If you do not use a framework, you need to manually add high-order items to the data, and it is much more convenient to have a framework. Sklearn uses the Pipeline function to simplify this part of the preprocessing process.

When degree=1 in PolynomialFeatures, the effect is the same as using LinearRegression, the result is a linear model, in degree=2, it is a quadratic equation, if it is a single variable, it is a parabola, and a double variable is a parabola. and so on.

Here is a fit_intercept parameter, and let's take an example to see what it does.

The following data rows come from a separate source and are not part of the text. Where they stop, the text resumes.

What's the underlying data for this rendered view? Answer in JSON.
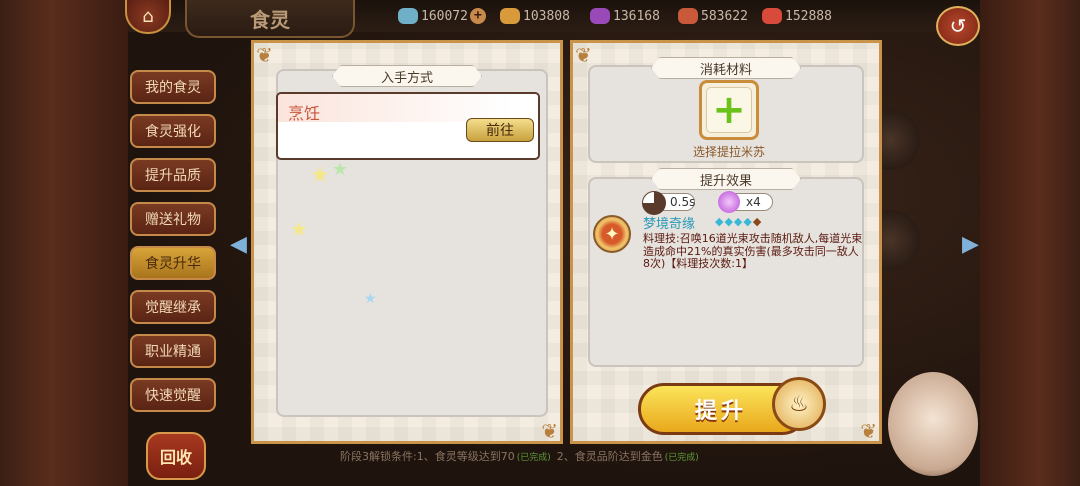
{
  "header": {
    "title": "食灵",
    "home_icon": "⌂",
    "back_icon": "↺"
  },
  "resources": [
    {
      "name": "diamond",
      "value": "160072",
      "color": "#6fb0c8",
      "has_plus": true
    },
    {
      "name": "gold",
      "value": "103808",
      "color": "#d89a3a",
      "has_plus": false
    },
    {
      "name": "crystal",
      "value": "136168",
      "color": "#9a4ab8",
      "has_plus": false
    },
    {
      "name": "meat",
      "value": "583622",
      "color": "#c85a3a",
      "has_plus": false
    },
    {
      "name": "cake",
      "value": "152888",
      "color": "#d84a3a",
      "has_plus": false
    }
  ],
  "sidebar": {
    "items": [
      {
        "label": "我的食灵"
      },
      {
        "label": "食灵强化"
      },
      {
        "label": "提升品质"
      },
      {
        "label": "赠送礼物"
      },
      {
        "label": "食灵升华"
      },
      {
        "label": "觉醒继承"
      },
      {
        "label": "职业精通"
      },
      {
        "label": "快速觉醒"
      }
    ],
    "active_index": 4,
    "recycle_label": "回收"
  },
  "left_panel": {
    "section_title": "入手方式",
    "source_name": "烹饪",
    "goto_label": "前往"
  },
  "right_panel": {
    "materials_title": "消耗材料",
    "slot_label": "选择提拉米苏",
    "effect_title": "提升效果",
    "cooldown": "0.5s",
    "energy": "x4",
    "skill_name": "梦境奇缘",
    "gems": "◆◆◆◆",
    "gem_last": "◆",
    "skill_desc": "料理技:召唤16道光束攻击随机敌人,每道光束造成命中21%的真实伤害(最多攻击同一敌人8次)【料理技次数:1】"
  },
  "upgrade_label": "提升",
  "conditions": {
    "text1": "阶段3解锁条件:1、食灵等级达到70",
    "ok1": "(已完成)",
    "text2": "2、食灵品阶达到金色",
    "ok2": "(已完成)"
  }
}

When fit_intercept is True, the first value in coef_ is 0. the value in coef_ _ is the actual intercept.

When fit_intercept is False, the first value in coef_ is the intercept and the value in intercept_ is 0.

As shown in the figure, the first part is the result when fit_intercept is True, and the second part is the result when fit_intercept is False.

While fit_intercept is True:.Coefficients: [0.00000000e+00-3.70858180e-04 2.78609637e-05] Intercept: 204.25470490804574the model is: y = 204.25470490804574 +-0.00037085818009180454 * XMean squared error: 26964.95Variance score:-3.61 while fit_intercept is False:.. Intercept: 0.0the model is: y = 204.2547049080572 +-0.0003708581801012066 * X + 2.7860963722809286e-05 * X ^ 2Mean squared error: 7147.78Variance score:-0.224.3 Visualization

After reading the above, do you have any further understanding of how Python implements polynomial regression? If you want to know more knowledge or related content, please follow the industry information channel, thank you for your support.

Welcome to subscribe "Shulou Technology Information " to get latest news, interesting things and hot topics in the IT industry, and controls the hottest and latest Internet news, technology news and IT industry trends.

*The comments in the above article only represent the author's personal views and do not represent the views and positions of this website. If you have more insights, please feel free to contribute and share.